The level of detail required can be astonishing. Not so long ago all you would need to hire a car for a few days would have been your driving licence. Today Europcar, the car rental firm, takes a copy of your thumbprint as well as your credit card details as proof of identity. It also hides a GPS tracker device in many of its vehicles that enables it to record every mile covered. The aim is to prevent cars being stolen. However, as with many other surveillance techniques used ostensibly in the fight against crime, innocent people are caught up in the spy net.
David Alexander, operations director of Europcar, admitted it keeps hold of personal data for some time after a vehicle is returned: “Some people say, ‘I’ve given the car back, so what’s the beef?’ but we can still receive speeding tickets much later on.”
In London the Oyster card used for payments on public transport also keeps track of wherever you go on the network. Since it was launched in 2003 about 17m Oyster cards have been issued. To get one, you need only to hand over a £3 deposit, but to qualify for a refund if you lose the card you need to register properly – 4.1m cards have been registered so far. This enables Transport for London (TfL) to see where you have been and when.

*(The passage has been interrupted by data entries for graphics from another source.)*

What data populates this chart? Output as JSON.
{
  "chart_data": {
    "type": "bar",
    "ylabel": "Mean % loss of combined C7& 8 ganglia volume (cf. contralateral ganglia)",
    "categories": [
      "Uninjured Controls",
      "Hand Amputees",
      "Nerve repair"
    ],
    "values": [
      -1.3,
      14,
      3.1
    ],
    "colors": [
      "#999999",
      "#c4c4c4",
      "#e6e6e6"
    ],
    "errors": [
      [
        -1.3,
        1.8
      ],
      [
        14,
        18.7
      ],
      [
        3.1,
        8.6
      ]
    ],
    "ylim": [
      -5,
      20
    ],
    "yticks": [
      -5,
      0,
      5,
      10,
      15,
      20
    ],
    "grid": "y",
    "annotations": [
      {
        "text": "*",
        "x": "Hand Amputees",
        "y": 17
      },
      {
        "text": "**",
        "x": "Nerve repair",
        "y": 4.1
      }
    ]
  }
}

A spokesman for TfL explained that “any information on passenger travel movements is held for a maximum of eight weeks on TfL’s central Oyster card system and used for customer services purposes”. After this time elapses, the information is still not deleted but “depersonalised” and then used for planning purposes. The Data Protection Act says consumers should be told what personal information is being collected and for what purposes, but TfL fails to mention this fact.

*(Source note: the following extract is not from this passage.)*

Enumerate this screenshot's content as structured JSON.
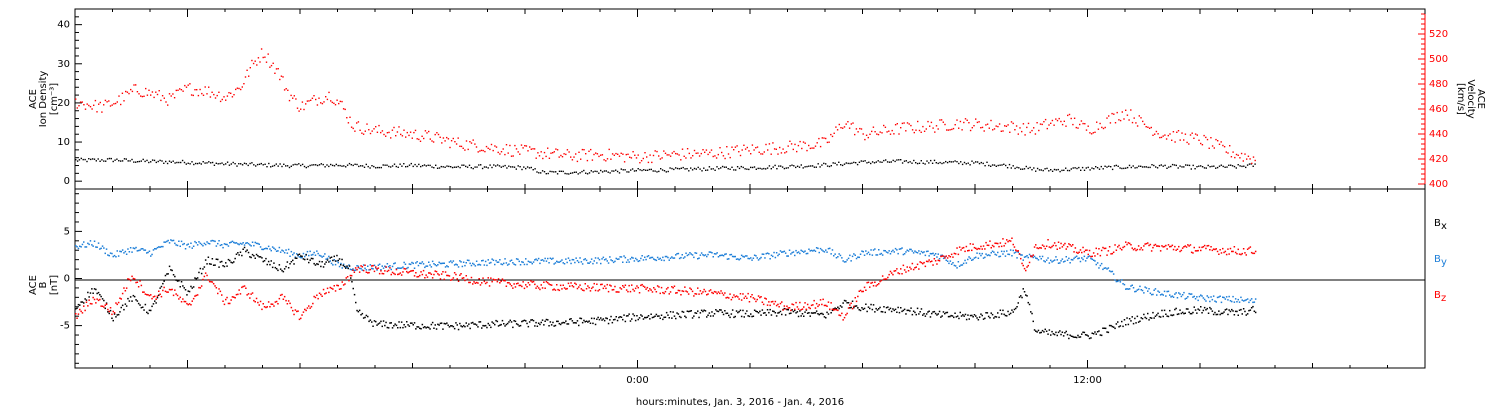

Local councils were criticised last week by Sir Simon Milton, head of the Local Government Association, for using new antiterror laws to spy on residents. The laws, passed under the Regulation of Investigatory Powers Act (Ripa) in October, were intended to protect against a serious terrorist attack. However, they also give more than 600 public bodies, including local authorities, the right to demand itemised phone bills and carry out surveillance to investigate all kinds of offences such as failing to put bins out.
The act could soon be extended to internet browsing and e-mail if the UK implements the full European Union directive that underpins the Ripa.
Even the police are worried about the so-called “function creep” of legislation designed to protect but increasingly used to snoop. Last week Ken Jones, president of the Association of Chief Police Officers (Acpo), warned at the launch of its annual conference that “the ceding of intrusive powers to local government and other bodies and giving them access to once sacrosanct personal data” was causing widespread unease.
When senior police officers warn about the rise of a Big Brother state you know something is wrong.